Lee-Hirons v Secretary of State for Justice [2016] UKSC 46

Although the Secretary of State had breached the Department of Health's guidelines, that did not make the detention of a mental health patient…

Executive summary

The reasons provided to a mental health patient at the time of his recall were sufficient. Although the Secretary of State (SSJ) had breached the Department of Health's guidelines by failing to provide an explanation in writing within three days of the recall, that did not make the detention unlawful.


The appellant had a history of admission to psychiatric hospitals.  In 2006 he was convicted of arson and burglary and in the light of his mental disorder he was made the subject of a “hospital order” and a “restriction order” under the Mental Health Act 1983 (MHA)and was detained in medium-secure hospitals. 

The claimant was conditionally discharged by a Mental Health Tribunal in April 2012. In July that year his supervisors invited the SSJ to consider recalling him to hospital due to a deterioration in his mental health and various other concerns. 

A warrant was issued and the claimant was recalled to hospital under s.42(3) MHA. Contrary to policy, the warrant did not detail the reasons for the appellant’s recall and when the appellant was informed he was being recalled, he was told only that it was because his mental health had deteriorated. Staff at the hospital were unable to explain the reasons for his recall and again, contrary to policy, the appellant was not provided with an adequate explanation for the recall until 15 days later, the policy having required an explanation to be given and provided in writing within three days of recall. 

The appellant complained there had been a failure to notify him of the reasons for his recall and that this affected the legality of his detention, or alternatively that it generated a right to a declaration and damages. His application for judicial review was dismissed at first instance and the Court of Appeal dismissed his appeal. The appellant appealed to the Supreme Court. 

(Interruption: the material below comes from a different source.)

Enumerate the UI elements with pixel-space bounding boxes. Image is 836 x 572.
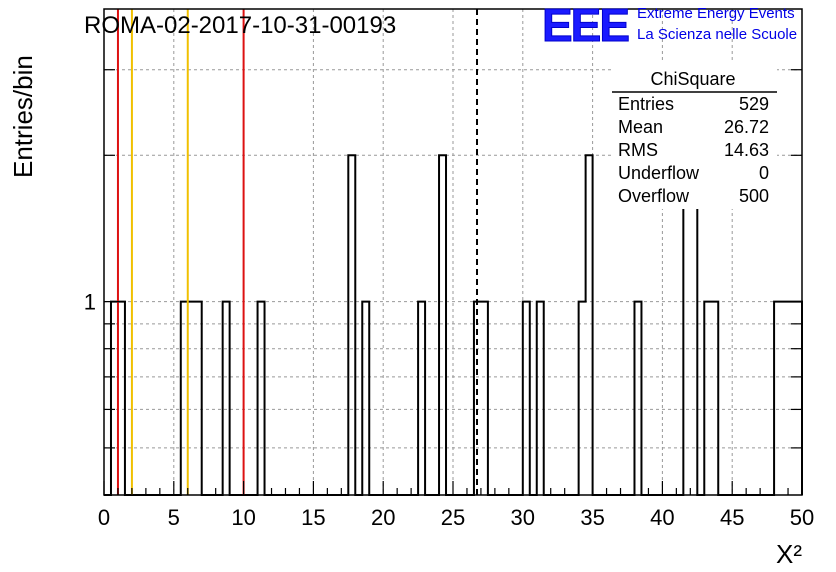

As regards the failure to provide an explanation for the recall within three days, the SSJ conceded there had been a breach of the appellant’s common law right to have the policy applied properly, and his right under Article 5(2) of the European Convention on Human Rights (ECHR) to be informed promptly of the reasons for his recall. 


In dismissing his appeal, the Supreme Court held; 

(1)   the reason provided to the appellant at the time of his recall was legally sufficient in common law and under Article 5(2) ECHR; 

(2)   there was no link, let alone a “direct link” (as is required following R (Lumba) and R (Kambadzi))betweenthewrongful failure for 12 days to provide the appellant with an adequate explanation for his recall, and the lawfulness of his detention during that 12 day period: and 

(3)   the appellant was not entitled to damages for the breach of his common law right to receive an adequate explanation for his recall within the time set out by the policy as the breach did not amount to a tort and there was nothing to suggest that damages would have been available in an ordinary action. As for the claimant’s entitlement to damages for a violation of Article 5(2) ECHR; the appellant had failed to establish that the effects of the breach were sufficiently grave.  


This judgment reinforces the decision of the Supreme Court in R (oao Lumba) v Secretary of State for the Home Department [2011] UKSC, that a breach (in this case of the duty to provide reasons) must have a direct bearing on the decision to detain in order to impact on the lawfulness of detention.  Further, that evidence of pecuniary loss or significant non-pecuniary injury as a result of the breach is required for an award of damages. 

Lord Rees observed that the common law duty to provide reasons is“context-specific”.  Those involved in affecting the recall of patients to hospital often act in an emergency with little information available. The extent of the duty to provide reasons in these circumstances will be assessed by reference to the context in which detention occurs.